In his expansive career as a recording leader Blanchard delivered Absence, a collaboration with his longtime E-Collective band and the acclaimed Turtle Island Quartet which received Grammy nominations in November 2021 for Best Instrumental Jazz Album and Best Improvised Jazz Solo for Blanchard. Recorded in February 2020 just before the Covid-19 lockdowns, Absence started out as a project to show gratitude to Wayne Shorter. “I knew that Wayne wasn’t feeling well at the time, so I wanted to honor him to let him know how much he has meant to me,” says Blanchard who today lives in Los Angeles as well as in his native New Orleans. “When you look at my own writing, you can see how much I’ve learned from Wayne. He mastered writing compositions starting with a simple melody and then juxtaposing it against the harmonies that come from a different place to make it come alive in a different light.”
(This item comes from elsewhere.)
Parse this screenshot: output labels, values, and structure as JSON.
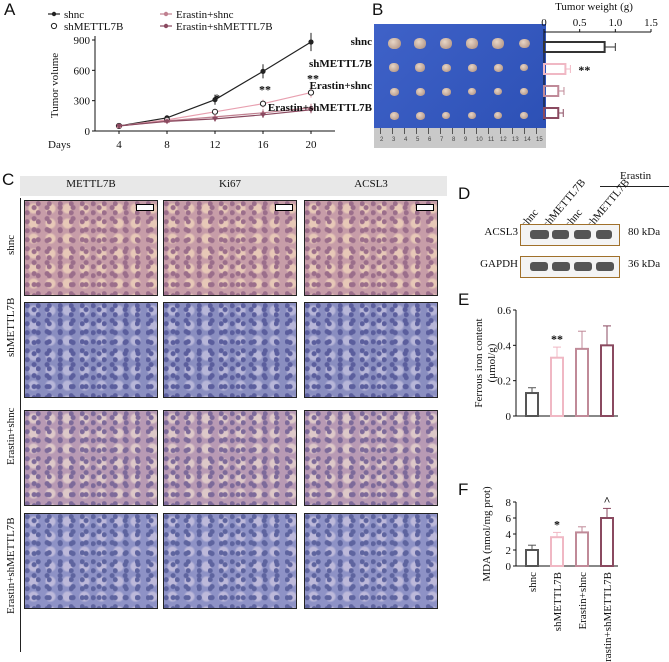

Born in New Orleans in 1962, Blanchard is a musical polymath who launched his solo career as a bandleader in the 1990s. Since then, he has released 20 solo albums, garnered 15 Grammy nominations, composed for the stage and for more than 60 films, and received 10 major commissions. He has been named an official 2024 NEA Jazz Master as well as a member of the 2024 class of awardees for the esteemed American Academy of Arts and Letters, and currently serves as the Executive Artistic Director for SF Jazz, the largest non-profit jazz presenter in the world.
Regarding his consistent attachment to artistic works of conscience, Blanchard confesses, “You get to a certain age when you ask, ‘Who’s going to stand up and speak out for us?’ Then you look around and realize that the James Baldwins, Muhammad Alis and Dr. Kings are no longer here…and begin to understand that it falls on you. I’m not trying to say I’m here to try to correct the whole thing, I’m just trying to speak the truth.” In that regard, he cites unimpeachable inspirations. “John Coltrane playing Alabama, even Louis Armstrong talking about what was going on with his people any time he was interviewed. Herbie Hancock & Wayne Shorter who live by their Buddhist philosophy and try to expand the conscience of their communities. I’m standing on all their shoulders. How dare I come through this life having had the blessing of meeting those men and not take away any of that? Like anybody else, I’d like to play feel good party music but sometimes my music is about the reality of where we are.”